Solstad Offshore’s platform supply vessel (PSV) Normand Leader has saved 29 per cent of emissions and fuel consumption compared to a normal transit and only minor vessel speed alternations.
Solstad said it had worked with partner VPS Decarbonization over the last weeks to use data analytics to save as much fuel and emissions as possible during the vessel’s long transit.
Historical data was used to determine optimal transit speed, and the crew on board the 2013-built Normand Leader used several measures to reduce fuel consumption, including optimization of trim and draft, autopilot settings, stopping unnecessary auxiliary equipment, and reducing the number of engines adequately to the sea conditions.

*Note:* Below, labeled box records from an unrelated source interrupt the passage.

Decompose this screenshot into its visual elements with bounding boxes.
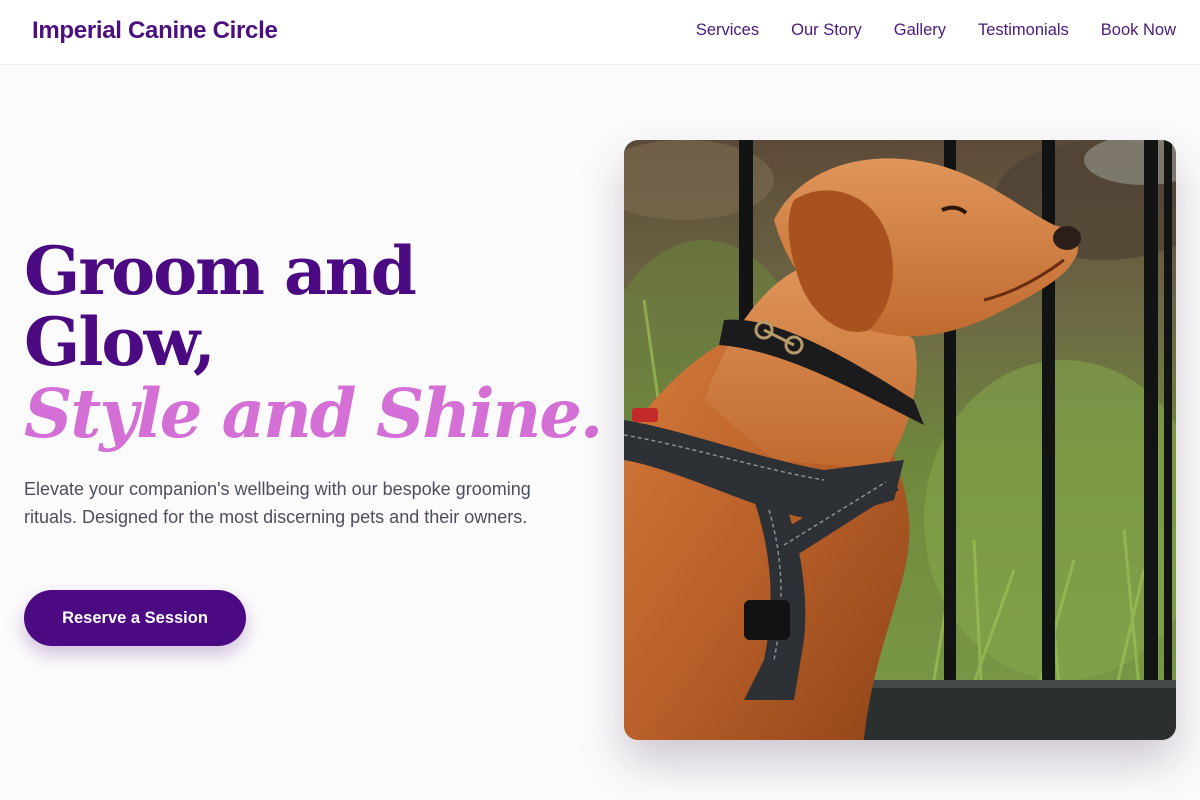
headline-accent: Style and Shine. [24, 374, 603, 453]
nav-link-book-now[interactable]: Book Now [1101, 21, 1176, 40]
reserve-session-button[interactable]: Reserve a Session [24, 590, 246, 646]
hero-dog-photo [624, 140, 1176, 740]
nav-link-testimonials[interactable]: Testimonials [978, 21, 1069, 40]
nav-links: Services Our Story Gallery Testimonials … [696, 21, 1176, 40]
nav-link-gallery[interactable]: Gallery [894, 21, 946, 40]
brand-logo[interactable]: Imperial Canine Circle [32, 17, 278, 45]
hero-headline: Groom and Glow, Style and Shine. [24, 232, 603, 453]
top-navbar: Imperial Canine Circle Services Our Stor… [0, 0, 1200, 65]
dog-illustration [624, 140, 1176, 740]
nav-link-our-story[interactable]: Our Story [791, 21, 862, 40]
nav-link-services[interactable]: Services [696, 21, 759, 40]
hero-subtext: Elevate your companion's wellbeing with … [24, 479, 531, 527]
headline-line-2: Glow, [24, 303, 216, 381]
headline-line-1: Groom and [24, 232, 417, 310]
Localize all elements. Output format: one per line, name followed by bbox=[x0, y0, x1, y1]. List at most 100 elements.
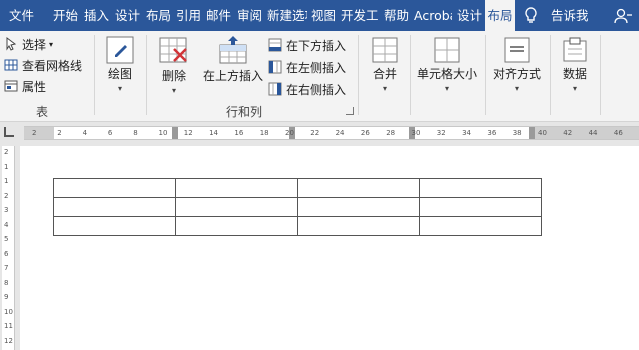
insert-above-label: 在上方插入 bbox=[203, 69, 264, 83]
insert-left-label: 在左侧插入 bbox=[286, 60, 347, 75]
tab-file[interactable]: 文件 bbox=[9, 0, 35, 31]
tab-home[interactable]: 开始 bbox=[53, 0, 79, 31]
table-cell[interactable] bbox=[53, 197, 176, 217]
ruler-number: 2 bbox=[32, 129, 37, 137]
table-cell[interactable] bbox=[175, 216, 298, 236]
chevron-down-icon: ▾ bbox=[444, 84, 449, 93]
ruler-number: 6 bbox=[107, 129, 113, 137]
ruler-margin-right bbox=[534, 127, 639, 139]
tab-acrobat[interactable]: Acrobat bbox=[414, 0, 452, 31]
chevron-down-icon: ▾ bbox=[171, 86, 176, 95]
chevron-down-icon: ▾ bbox=[49, 39, 54, 49]
document-table[interactable] bbox=[53, 178, 542, 236]
alignment-button[interactable]: 对齐方式 ▾ bbox=[490, 35, 544, 93]
ruler-number: 46 bbox=[613, 129, 623, 137]
table-cell[interactable] bbox=[297, 216, 420, 236]
view-gridlines-label: 查看网格线 bbox=[22, 58, 83, 73]
share-user-icon[interactable] bbox=[614, 0, 632, 31]
tab-references[interactable]: 引用 bbox=[176, 0, 202, 31]
tab-table-layout[interactable]: 布局 bbox=[485, 0, 515, 31]
tab-layout[interactable]: 布局 bbox=[146, 0, 172, 31]
ruler-number: 16 bbox=[234, 129, 244, 137]
ruler-number: 38 bbox=[512, 129, 522, 137]
chevron-down-icon: ▾ bbox=[117, 84, 122, 93]
ruler-number: 10 bbox=[158, 129, 168, 137]
data-button[interactable]: 数据 ▾ bbox=[557, 35, 593, 93]
tab-design[interactable]: 设计 bbox=[115, 0, 141, 31]
table-cell[interactable] bbox=[419, 178, 542, 198]
ruler-number: 20 bbox=[285, 129, 294, 137]
cell-size-icon bbox=[434, 37, 460, 63]
alignment-label: 对齐方式 bbox=[492, 67, 541, 81]
vruler-number: 10 bbox=[4, 307, 13, 316]
draw-table-button[interactable]: 绘图 ▾ bbox=[100, 35, 140, 93]
ruler-margin-left bbox=[24, 127, 54, 139]
ruler-number: 8 bbox=[133, 129, 138, 137]
merge-label: 合并 bbox=[372, 67, 397, 81]
cell-size-label: 单元格大小 bbox=[416, 67, 477, 81]
delete-table-icon bbox=[159, 37, 187, 63]
ruler-number: 18 bbox=[259, 129, 269, 137]
vertical-ruler[interactable]: 2 1 1 2 3 4 5 6 7 8 9 10 11 12 bbox=[2, 146, 15, 350]
insert-right-button[interactable]: 在右侧插入 bbox=[268, 79, 346, 99]
ruler-number: 42 bbox=[563, 129, 573, 137]
table-cell[interactable] bbox=[419, 197, 542, 217]
dialog-launcher-icon[interactable] bbox=[346, 107, 354, 115]
properties-button[interactable]: 属性 bbox=[4, 76, 46, 96]
properties-label: 属性 bbox=[22, 79, 47, 94]
document-page[interactable] bbox=[20, 146, 639, 350]
table-cell[interactable] bbox=[53, 178, 176, 198]
group-divider bbox=[94, 35, 95, 115]
tab-mailings[interactable]: 邮件 bbox=[206, 0, 232, 31]
insert-above-button[interactable]: 在上方插入 bbox=[203, 35, 263, 84]
table-cell[interactable] bbox=[297, 178, 420, 198]
ruler-number: 30 bbox=[411, 129, 421, 137]
data-icon bbox=[563, 37, 587, 62]
tell-me-search[interactable]: 告诉我 bbox=[551, 0, 591, 31]
insert-left-icon bbox=[268, 60, 282, 74]
insert-right-icon bbox=[268, 82, 282, 96]
vruler-number: 12 bbox=[4, 336, 13, 345]
table-cell[interactable] bbox=[175, 178, 298, 198]
group-divider bbox=[410, 35, 411, 115]
ruler-number: 22 bbox=[310, 129, 320, 137]
data-label: 数据 bbox=[562, 67, 587, 81]
table-group-label: 表 bbox=[36, 105, 49, 119]
table-cell[interactable] bbox=[53, 216, 176, 236]
group-divider bbox=[485, 35, 486, 115]
vruler-number: 2 bbox=[4, 148, 9, 156]
tab-view[interactable]: 视图 bbox=[311, 0, 337, 31]
vruler-number: 11 bbox=[4, 322, 13, 330]
insert-below-icon bbox=[268, 38, 282, 52]
insert-left-button[interactable]: 在左侧插入 bbox=[268, 57, 346, 77]
ruler-number: 2 bbox=[57, 129, 62, 137]
tab-insert[interactable]: 插入 bbox=[84, 0, 110, 31]
tab-help[interactable]: 帮助 bbox=[384, 0, 410, 31]
tab-review[interactable]: 审阅 bbox=[237, 0, 263, 31]
insert-right-label: 在右侧插入 bbox=[286, 82, 347, 97]
table-row bbox=[53, 197, 542, 217]
ruler-number: 14 bbox=[209, 129, 219, 137]
vruler-number: 3 bbox=[4, 206, 9, 214]
gridlines-icon bbox=[4, 59, 18, 71]
delete-button[interactable]: 删除 ▾ bbox=[153, 35, 195, 95]
lightbulb-icon[interactable] bbox=[524, 0, 538, 31]
column-marker[interactable] bbox=[172, 127, 178, 139]
table-cell[interactable] bbox=[297, 197, 420, 217]
tab-developer[interactable]: 开发工 bbox=[341, 0, 379, 31]
tab-table-design[interactable]: 设计 bbox=[457, 0, 483, 31]
horizontal-ruler[interactable]: 2 2 4 6 8 10 12 14 16 18 20 22 24 26 28 30 32 34 36 38 40 42 4… bbox=[24, 126, 639, 140]
column-marker[interactable] bbox=[529, 127, 535, 139]
merge-button[interactable]: 合并 ▾ bbox=[366, 35, 404, 93]
view-gridlines-button[interactable]: 查看网格线 bbox=[4, 55, 82, 75]
vruler-number: 7 bbox=[4, 264, 9, 272]
cell-size-button[interactable]: 单元格大小 ▾ bbox=[416, 35, 478, 93]
insert-below-button[interactable]: 在下方插入 bbox=[268, 35, 346, 55]
table-cell[interactable] bbox=[175, 197, 298, 217]
insert-above-icon bbox=[219, 36, 247, 64]
ribbon-panel: 选择 ▾ 查看网格线 属性 表 绘图 ▾ 删除 ▾ 在上方插入 在下方插入 在左… bbox=[0, 31, 639, 122]
table-cell[interactable] bbox=[419, 216, 542, 236]
tab-selector-icon[interactable] bbox=[4, 127, 14, 137]
tab-new-options[interactable]: 新建选项 bbox=[267, 0, 307, 31]
select-button[interactable]: 选择 ▾ bbox=[4, 34, 53, 54]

Before starting the transit, hull optimization was performed, and made sure vessel drag was reduced to a minimum. To create crew engagement, the VPS software MARESS where users can define the transit goals and continuously follow the performance was used.
The Norwegian firm stated that the “incredible” success was due to excellent seamanship and data analytics.
“Projects like this will help us to be better and more efficient. It is a win-win situation for Solstad, the environment and our clients. Initiatives and findings will ultimately be digitized in the above-mentioned software MARESS, which will benefit all users,” said Svein Erik Isaksen, Sustainability Advisor at Solstad.
Investing in battery hybrid systems for its vessels is one of Solstad’s measures taken to achieve the target of 50 per cent emission reduction by 2030.
In September 2022, the company announced that its construction support vessel (CSV) Normand Ocean had been saving more than 25 per cent fuel since the installation of a battery and shore power system.
The Norwegian shipping company last month won five-year contracts with Equinor UK for two of its PSVs, with one vessel set to be upgraded with a battery-hybrid system and shore power.